One common sentiment among the EMTs who spoke was that the ambulance district board had not listened to them about their recommendation to hire a director and had not followed their wishes.
Another EMT said the Boyceville EMTs care about each other and that Boyceville was fortunate to have an ambulance service.
Several EMTs said the new director was “not qualified” and “did not know how to run the equipment.”
Other EMTs said they feared patients would be harmed with the new director in charge and it would be the EMTs’ licenses that would be in jeopardy.
The new ambulance service director has been offered the job, has accepted, and planned to start work the next day, Score said.
The decision to hire a director has been made, and the decision has not been changed, he said.
Resignations
After the ambulance district meeting was adjourned, Kissh announced the resignations.
The ambulance district board is not trying to break up the Boyceville ambulance service, but rather, the people on the service who are resigning are trying to break up the service, said Marv Prestrud, representative on the board for the Town of New Haven.
Several EMTs in the audience disagreed and said they did not intend to break up the Boyceville ambulance service and again expressed the sentiment that the ambulance district board had not listened to them and had not followed their wishes.
“You do not have to leave,” said Bob Anderson, representative for the Town of Stanton.
One of the EMTs in the audience noted that many of the Boyceville EMTs serve as first responders and that it was “not fair to say they were abandoning their post.”
The Boyceville Community Ambulance District Board meets next on May 12 following the Boyceville Community Fire District Board meeting at 6:30 p.m. The ambulance board meeting will start no earlier than 7 p.m.

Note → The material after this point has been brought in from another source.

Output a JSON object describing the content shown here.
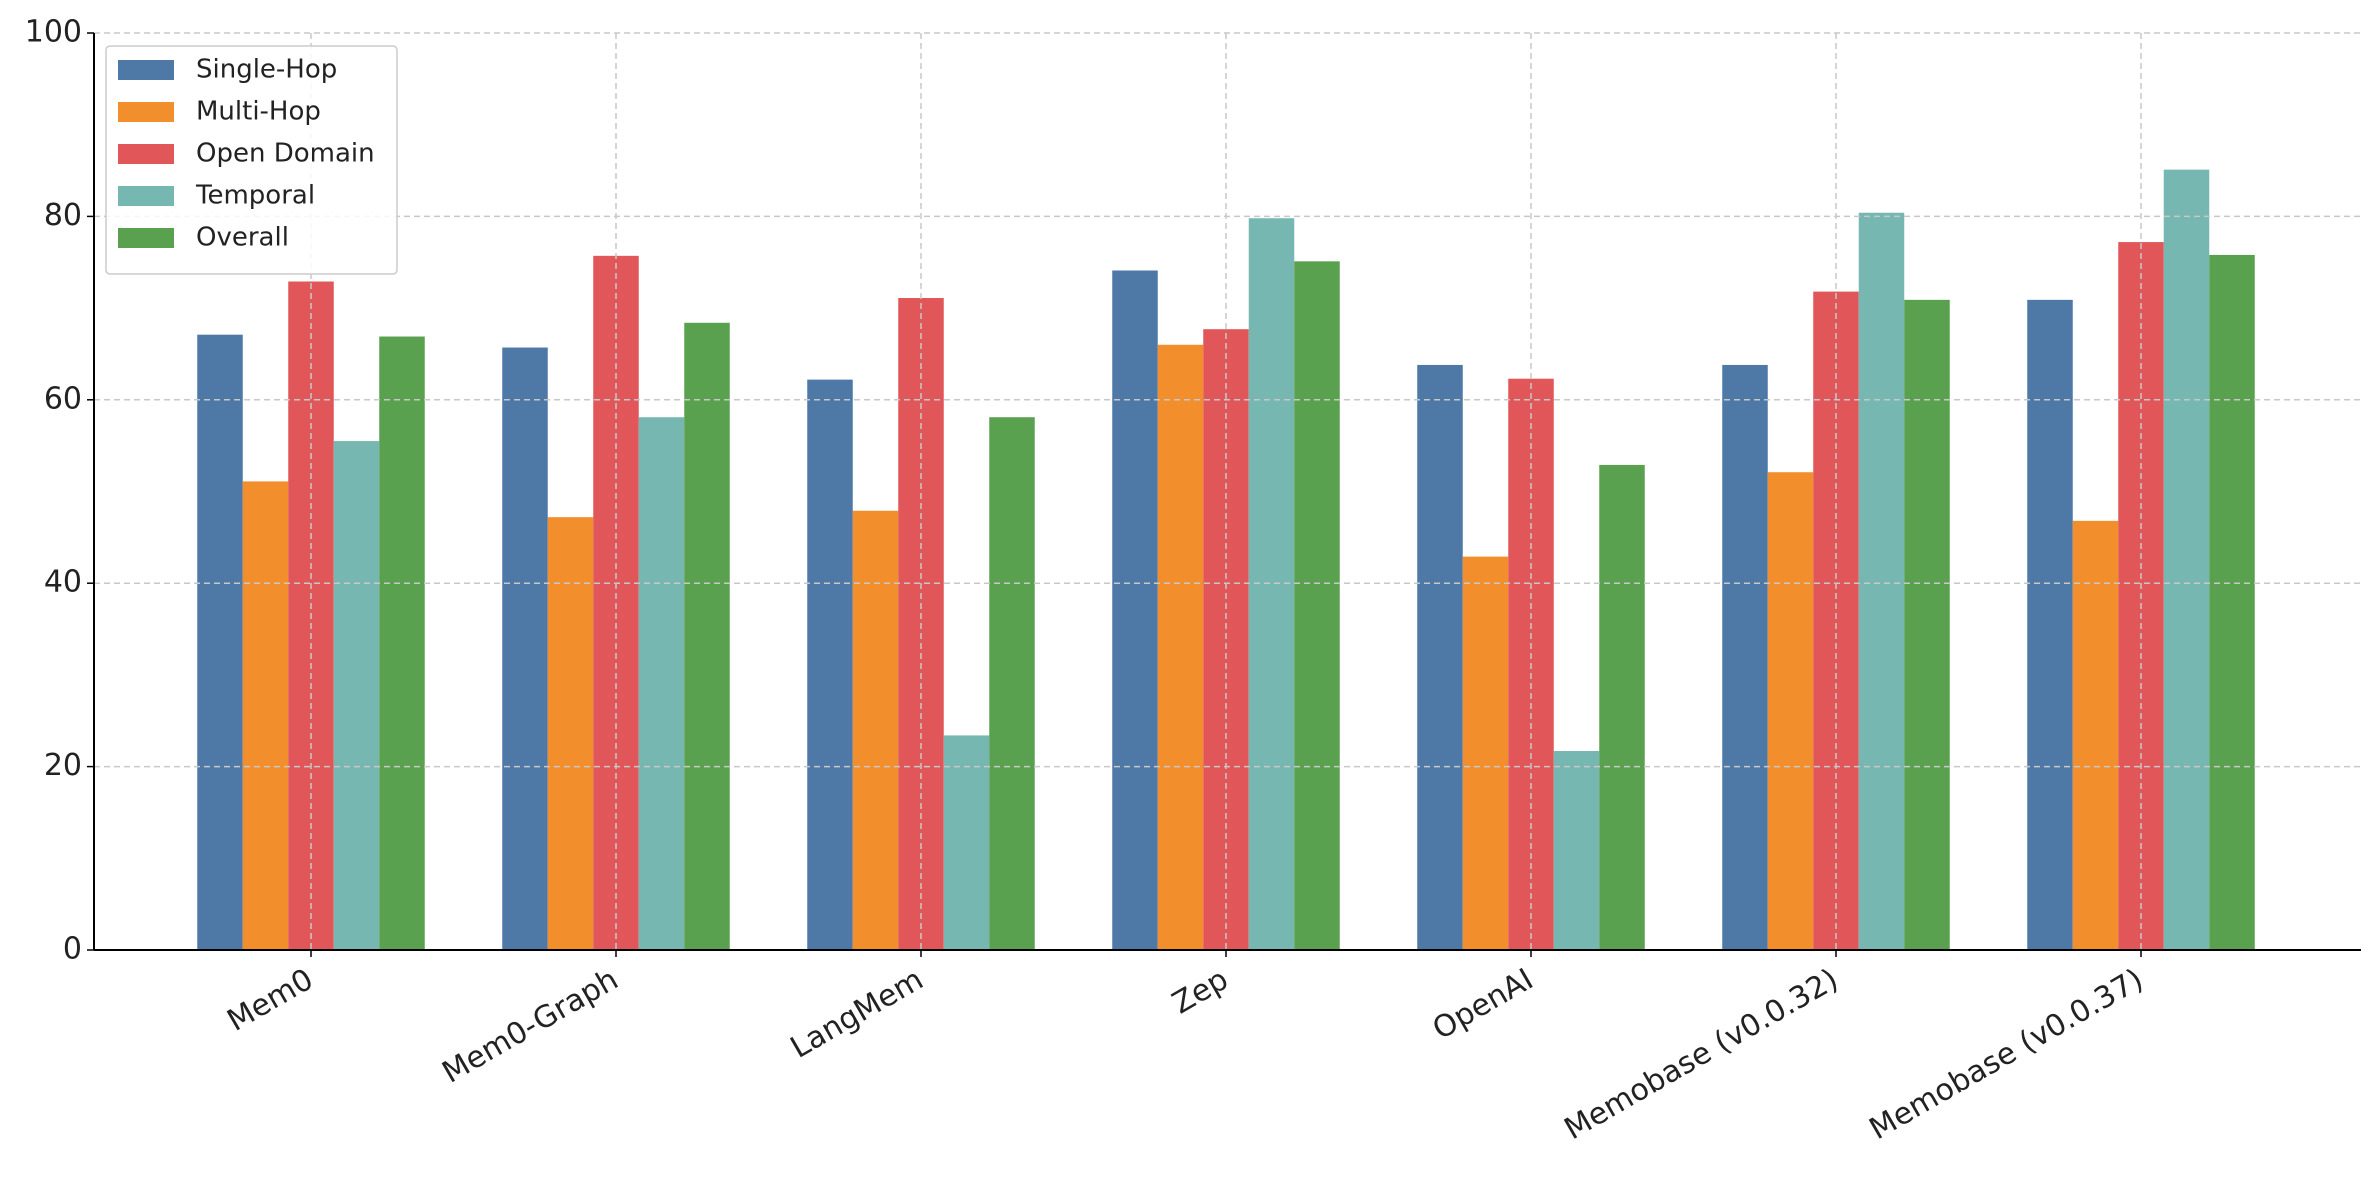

Prior to the adjournment of the meeting, Score had attempted to ask the board to schedule a reorganizational meeting, but no one was willing to make a motion, and several indicated the reorganization could wait until May 12.
Since Score was only approved as the temporary chair to run the April 14 meeting, he has no authority to call another meeting.
Gilbert Krueger lost the election for village president April 6 but technically remained village president and chair of the ambulance district board until newly elected village board members took their oath of office on April 20.